Was ist neu in der Pflege?
Fünf Uhr morgens: Nicht nur im Garten, sondern auch auf Station erwacht langsam alles zum Leben. Warda kommt aus ihrem Zimmer und begrüßt erst einmal alle mit einem kräftigen „Sabâh al-khêr!“ (Guten Morgen). Dank dieses Weckrufs muss sich unser Zivi Florian, dessen Zimmer über der Station liegt, auch keinen Wecker mehr stellen.

Da Warda in letzter Zeit ein wenig Gewicht zugelegt hat, fallen ihr die täglichen Runden im Garten etwas schwerer als früher. Ihre Freundin Na’ma (1), die meistens kurz nach ihr im Salon erscheint, hat damit keine Probleme. Sie erzählt uns immer sehr stolz, dass sie heute wieder ‘ashara, also zehn, Runden durch den Garten laufen will. Danach kümmert sie sich voller Tatendrang um ihre Zimmernachbarinnen Tamani und Na’ma (2). Meistens erscheint ein wenig später auch einer unserer „Neuzugänge“: Bothaina kehrte, nachdem sie bereits letztes Jahr kurz bei uns war, dauerhaft zu uns zurück. Nachdem sie sich hier gut eingelebt hat, freuen wir uns immer, wenn sie lacht oder anfängt zu erzählen. Sie verbringt nach wie vor ihre Zeit sehr gerne im Badezimmer. Doch glücklicherweise hat sie sich das Duschen mit Kleidung abgewöhnt.

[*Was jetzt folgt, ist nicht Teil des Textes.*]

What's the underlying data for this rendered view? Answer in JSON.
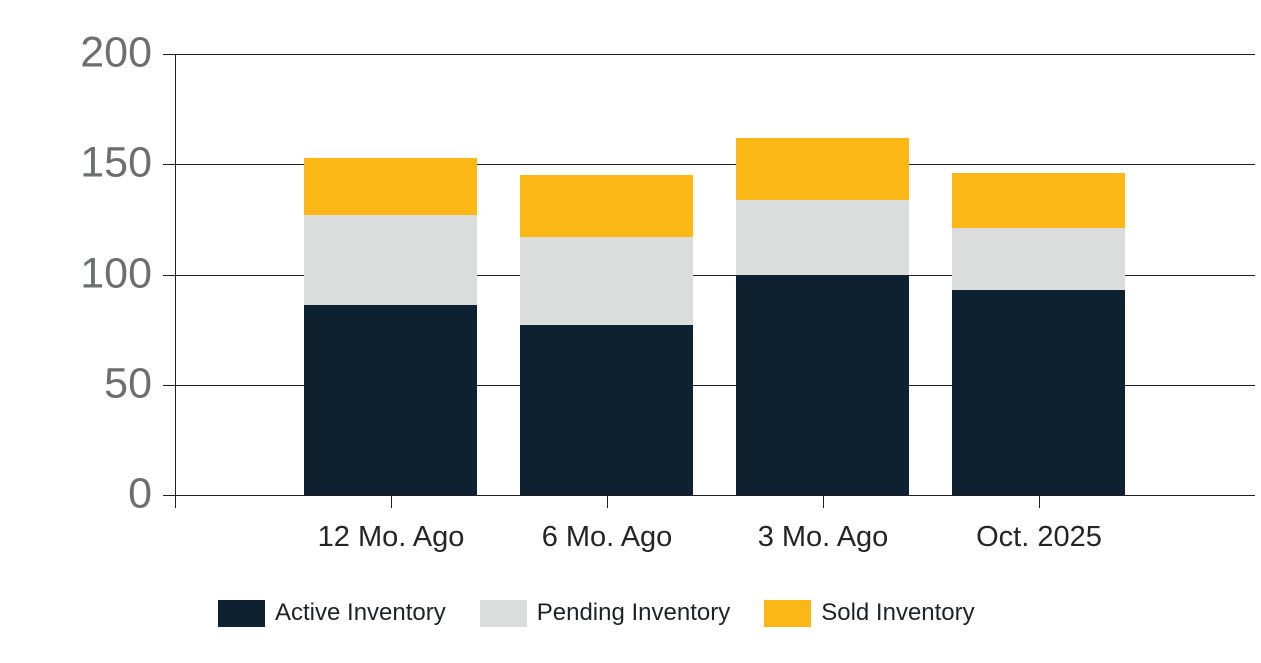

Alice hat gerade ihre Hochgebetsphase. Sie ist sehr aufgeweckt, lädt alle zum Beten ein, erfreut uns mit allerlei Geschichten aus ihrem Leben und liest auch gerne mal aus der Bibel vor. Da diese in Blindenschrift gedruckt ist, kann selbst das Ausschalten des Lichts Alice nicht von der nächtlichen Lektüre abhalten.
Linda ist nun schon fast ein Jahr bei uns und erfreut sich – wie auch Im Samir und Shafiqa – besonders an unserem männlichen Personal. Stella geht es auch soweit gut – wenn sie nicht gerade Angst hat, aus ihrem Bett zu fallen.
Najiwa, eine leicht verwirrte, aber sehr liebevolle Frau, ist seit ein paar Monaten bei uns. Sie hat sich mittlerweile relativ gut eingelebt. Sie versteckt gerne mal Sachen von den anderen old ladies unter ihrem Kopfkissen oder verwechselt hin und wieder die Teekanne mit dem Nachttopf.
Anfang März kam Rifqa zu uns. Seitdem sah man auch ihre Familienangehörigen fast täglich auf Station. Meistens dachten sie auch an das Pflegepersonal und die anderen habibtis und versorgten uns mit allerlei Köstlichkeiten. Allerdings verließ uns Rifqa schon wenig später, da ihr Sohn sie mit nach Amerika nahm, wo es eine bessere medizinische Versorgung als hier in Palästina gibt.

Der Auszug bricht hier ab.